Vedesi poi la testa quasi colossale di Alexander Magno con eleganti capelli.

Indi si trova quella di una Baccante coronata di frondi, terminando con questa la distribuzione del secondo gradino.

Dovendoli osservare in ultimo le antichità collocate sopra il terzo gradino più vicino al pavimento, s'incontra alla prima, su quello posto in mezzo alle due finestre, una testa di donna incognita.  p55 

Segue un cippo con iscrizione sepolcrale.

Poi un busto di un Giove Terminale.

Indi altro cippo con una sepolcrale memoria.

Vicino a questo è un marmo rotondo, nel quelle è l'impressione di due piedi, con l'iscrizione: CERERI · FRVGIFERAE, essendo questo probabilmente un voto offerto a quella deità.
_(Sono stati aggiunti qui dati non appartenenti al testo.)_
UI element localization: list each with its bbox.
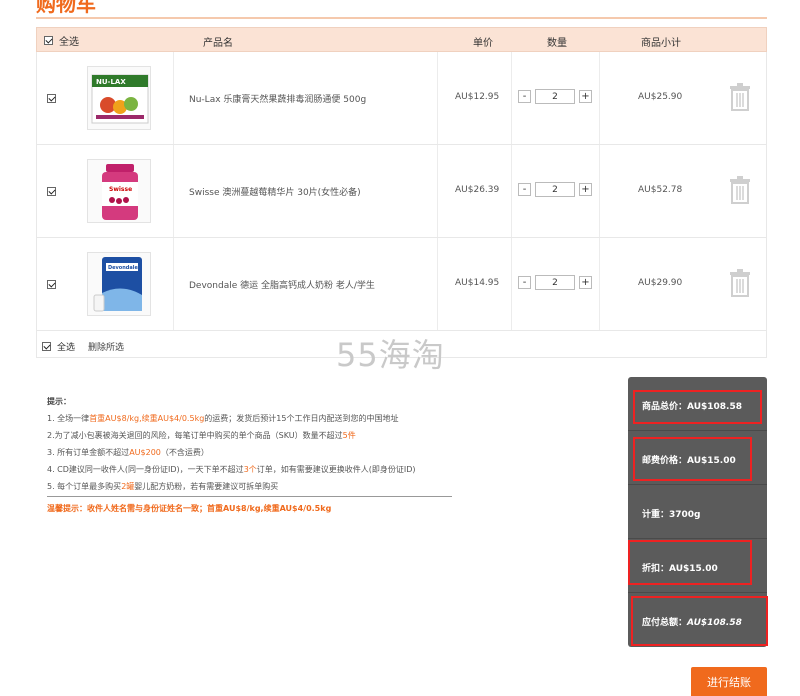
item-subtotal: AU$29.90 bbox=[638, 278, 683, 288]
svg-text:NU-LAX: NU-LAX bbox=[96, 78, 126, 86]
column-subtotal: 商品小计 bbox=[641, 38, 681, 49]
unit-price: AU$14.95 bbox=[455, 278, 500, 288]
increase-button[interactable]: + bbox=[579, 90, 592, 103]
product-image-devondale[interactable]: Devondale bbox=[87, 252, 151, 316]
header-select-all[interactable]: 全选 bbox=[44, 33, 79, 48]
footer-select-all-label: 全选 bbox=[57, 343, 76, 353]
svg-text:Swisse: Swisse bbox=[109, 186, 132, 193]
quantity-stepper: - + bbox=[518, 275, 592, 290]
product-name[interactable]: Swisse 澳洲蔓越莓精华片 30片(女性必备) bbox=[189, 185, 439, 198]
increase-button[interactable]: + bbox=[579, 276, 592, 289]
watermark: 55海淘 bbox=[336, 336, 445, 374]
column-price: 单价 bbox=[473, 38, 493, 49]
trash-icon[interactable] bbox=[729, 269, 751, 297]
tip-line-5: 5. 每个订单最多购买2罐婴儿配方奶粉，若有需要建议可拆单购买 bbox=[47, 482, 279, 491]
product-image-nulax[interactable]: NU-LAX bbox=[87, 66, 151, 130]
quantity-stepper: - + bbox=[518, 89, 592, 104]
tips-title: 提示： bbox=[47, 397, 71, 406]
trash-icon[interactable] bbox=[729, 83, 751, 111]
quantity-input[interactable] bbox=[535, 182, 575, 197]
select-all-checkbox[interactable] bbox=[44, 36, 53, 45]
page-title: 购物车 bbox=[36, 0, 96, 16]
unit-price: AU$12.95 bbox=[455, 92, 500, 102]
decrease-button[interactable]: - bbox=[518, 276, 531, 289]
column-product: 产品名 bbox=[203, 38, 233, 49]
quantity-input[interactable] bbox=[535, 89, 575, 104]
tip-line-4: 4. CD建议同一收件人(同一身份证ID)，一天下单不超过3个订单，如有需要建议… bbox=[47, 465, 416, 474]
footer-select-all-checkbox[interactable] bbox=[42, 342, 51, 351]
increase-button[interactable]: + bbox=[579, 183, 592, 196]
tip-line-2: 2.为了减小包裹被海关退回的风险，每笔订单中购买的单个商品（SKU）数量不超过5… bbox=[47, 431, 356, 440]
column-quantity: 数量 bbox=[547, 38, 567, 49]
checkout-button[interactable]: 进行结账 bbox=[691, 667, 767, 696]
title-divider bbox=[36, 17, 767, 19]
item-checkbox[interactable] bbox=[47, 94, 56, 103]
select-all-label: 全选 bbox=[59, 37, 79, 48]
item-checkbox[interactable] bbox=[47, 187, 56, 196]
product-name[interactable]: Devondale 德运 全脂高钙成人奶粉 老人/学生 bbox=[189, 278, 439, 291]
cart-row: NU-LAX Nu-Lax 乐康膏天然果蔬排毒润肠通便 500g AU$12.9… bbox=[36, 52, 767, 145]
quantity-input[interactable] bbox=[535, 275, 575, 290]
highlight-box bbox=[633, 437, 752, 481]
highlight-box bbox=[631, 596, 768, 646]
tip-line-3: 3. 所有订单金额不超过AU$200（不含运费） bbox=[47, 448, 209, 457]
highlight-box bbox=[628, 540, 752, 585]
warm-tip: 温馨提示：收件人姓名需与身份证姓名一致；首重AU$8/kg,续重AU$4/0.5… bbox=[47, 504, 332, 513]
cart-row: Swisse Swisse 澳洲蔓越莓精华片 30片(女性必备) AU$26.3… bbox=[36, 145, 767, 238]
item-subtotal: AU$25.90 bbox=[638, 92, 683, 102]
svg-text:Devondale: Devondale bbox=[108, 265, 138, 271]
product-name[interactable]: Nu-Lax 乐康膏天然果蔬排毒润肠通便 500g bbox=[189, 92, 439, 105]
total-weight: 计重：3700g bbox=[642, 510, 701, 520]
tips-divider bbox=[47, 496, 452, 497]
decrease-button[interactable]: - bbox=[518, 183, 531, 196]
cart-row: Devondale Devondale 德运 全脂高钙成人奶粉 老人/学生 AU… bbox=[36, 238, 767, 331]
cart-table-header: 全选 产品名 单价 数量 商品小计 bbox=[36, 27, 767, 52]
item-subtotal: AU$52.78 bbox=[638, 185, 683, 195]
quantity-stepper: - + bbox=[518, 182, 592, 197]
decrease-button[interactable]: - bbox=[518, 90, 531, 103]
tips-panel: 提示： 1. 全场一律首重AU$8/kg,续重AU$4/0.5kg的运费；发货后… bbox=[47, 393, 467, 495]
unit-price: AU$26.39 bbox=[455, 185, 500, 195]
trash-icon[interactable] bbox=[729, 176, 751, 204]
tip-line-1: 1. 全场一律首重AU$8/kg,续重AU$4/0.5kg的运费；发货后预计15… bbox=[47, 414, 399, 423]
delete-selected-link[interactable]: 删除所选 bbox=[88, 340, 124, 353]
product-image-swisse[interactable]: Swisse bbox=[87, 159, 151, 223]
footer-select-all[interactable]: 全选 bbox=[42, 340, 75, 353]
highlight-box bbox=[633, 390, 762, 424]
item-checkbox[interactable] bbox=[47, 280, 56, 289]
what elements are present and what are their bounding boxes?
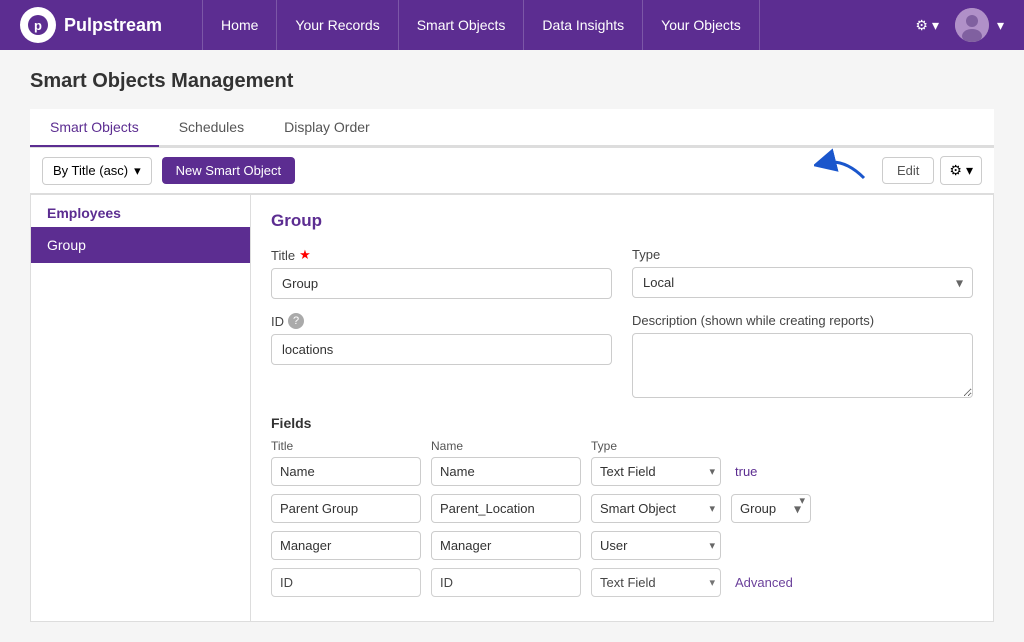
- field-advanced-link-id[interactable]: Advanced: [735, 575, 793, 590]
- field-name-parent-location[interactable]: [431, 494, 581, 523]
- field-advanced-link-name[interactable]: true: [735, 464, 757, 479]
- fields-col-title: Title: [271, 439, 421, 453]
- avatar-caret: ▾: [997, 17, 1004, 34]
- fields-col-name: Name: [431, 439, 581, 453]
- page-content: Smart Objects Management Smart Objects S…: [0, 50, 1024, 642]
- description-textarea[interactable]: [632, 333, 973, 398]
- nav-home[interactable]: Home: [202, 0, 277, 50]
- id-help-icon[interactable]: ?: [288, 313, 304, 329]
- page-title: Smart Objects Management: [30, 70, 994, 93]
- nav-right-controls: ⚙ ▾ ▾: [907, 8, 1004, 42]
- field-type-select-manager[interactable]: User: [591, 531, 721, 560]
- gear-icon: ⚙: [915, 17, 928, 34]
- sidebar-item-group[interactable]: Group: [31, 227, 250, 263]
- sidebar: Employees Group: [31, 195, 251, 621]
- parent-sub-select[interactable]: Group: [731, 494, 811, 523]
- field-type-wrapper-id: Text Field ▾: [591, 568, 721, 597]
- type-label: Type: [632, 247, 973, 262]
- field-type-wrapper-parent: Smart Object ▾: [591, 494, 721, 523]
- sort-label: By Title (asc): [53, 163, 128, 178]
- type-select-wrapper: Local: [632, 267, 973, 298]
- panel-gear-caret: ▾: [966, 162, 973, 179]
- fields-section-title: Fields: [271, 415, 973, 431]
- field-type-select-name[interactable]: Text Field: [591, 457, 721, 486]
- field-row-manager: User ▾: [271, 531, 973, 560]
- nav-data-insights[interactable]: Data Insights: [524, 0, 643, 50]
- new-smart-object-button[interactable]: New Smart Object: [162, 157, 295, 184]
- nav-links: Home Your Records Smart Objects Data Ins…: [202, 0, 907, 50]
- id-label: ID ?: [271, 313, 612, 329]
- app-logo[interactable]: p Pulpstream: [20, 7, 162, 43]
- field-name-id[interactable]: [431, 568, 581, 597]
- description-field-group: Description (shown while creating report…: [632, 313, 973, 401]
- sort-dropdown[interactable]: By Title (asc) ▾: [42, 157, 152, 185]
- required-star: ★: [299, 247, 311, 263]
- title-field-group: Title ★: [271, 247, 612, 299]
- field-name-manager[interactable]: [431, 531, 581, 560]
- form-row-title-type: Title ★ Type Local: [271, 247, 973, 299]
- field-title-parent-group[interactable]: [271, 494, 421, 523]
- edit-button[interactable]: Edit: [882, 157, 934, 184]
- right-panel: Group Title ★ Type Local: [251, 195, 993, 621]
- nav-your-objects[interactable]: Your Objects: [643, 0, 760, 50]
- id-field-group: ID ?: [271, 313, 612, 401]
- title-input[interactable]: [271, 268, 612, 299]
- user-avatar[interactable]: [955, 8, 989, 42]
- panel-gear-icon: ⚙: [949, 162, 962, 179]
- field-type-wrapper-name: Text Field ▾: [591, 457, 721, 486]
- description-label: Description (shown while creating report…: [632, 313, 973, 328]
- tab-display-order[interactable]: Display Order: [264, 109, 390, 147]
- toolbar: By Title (asc) ▾ New Smart Object Edit ⚙…: [30, 147, 994, 194]
- avatar-image: [955, 8, 989, 42]
- parent-sub-select-wrapper: Group ▾: [731, 494, 811, 523]
- toolbar-right: Edit ⚙ ▾: [882, 156, 982, 185]
- field-type-wrapper-manager: User ▾: [591, 531, 721, 560]
- logo-icon: p: [20, 7, 56, 43]
- form-row-id-desc: ID ? Description (shown while creating r…: [271, 313, 973, 401]
- fields-section: Fields Title Name Type Text Field ▾: [271, 415, 973, 597]
- settings-dropdown[interactable]: ⚙ ▾: [907, 13, 947, 38]
- fields-header: Title Name Type: [271, 439, 973, 457]
- nav-smart-objects[interactable]: Smart Objects: [399, 0, 525, 50]
- field-type-select-parent[interactable]: Smart Object: [591, 494, 721, 523]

È l'ultima una testa di donna incognita.

Passando al gradino posto di prospetto alla porta, si vede alla prima un cippo con sepolcrale iscrizione.

Segue un busto sconosciuto.

Poi un cippo, su cui a bassorilievo si vede la dea Cibele sedente in mezzo a due leoni, e con iscrizione, e nei due lati la patera, ed il prefericolo.

Appresso son due teste incognite di uomo la prima, e la seconda di donna.

Si trova poi una testa di gladiatore con fasciature assai curiose.

Indi un cippo con iscrizione in fronte; e la patera, ed il prefericlo nelle due laterali facciate: la testa di una donna sconosciuta gli è vicina.

Termina questo scalino un altro cippo con iscrizione.

Continuandosi il giro si vede sul terzo scalino posto incontro alle finestre primieramente una testa incognita.

Ad essa è vicino un cippo con iscrizione.

Segue poi una testa di Silvano bifronte coronato di edera con bacche.

Prossimo si vede un altro cippo con iscrizione.

Termina finalmente una testa incognita.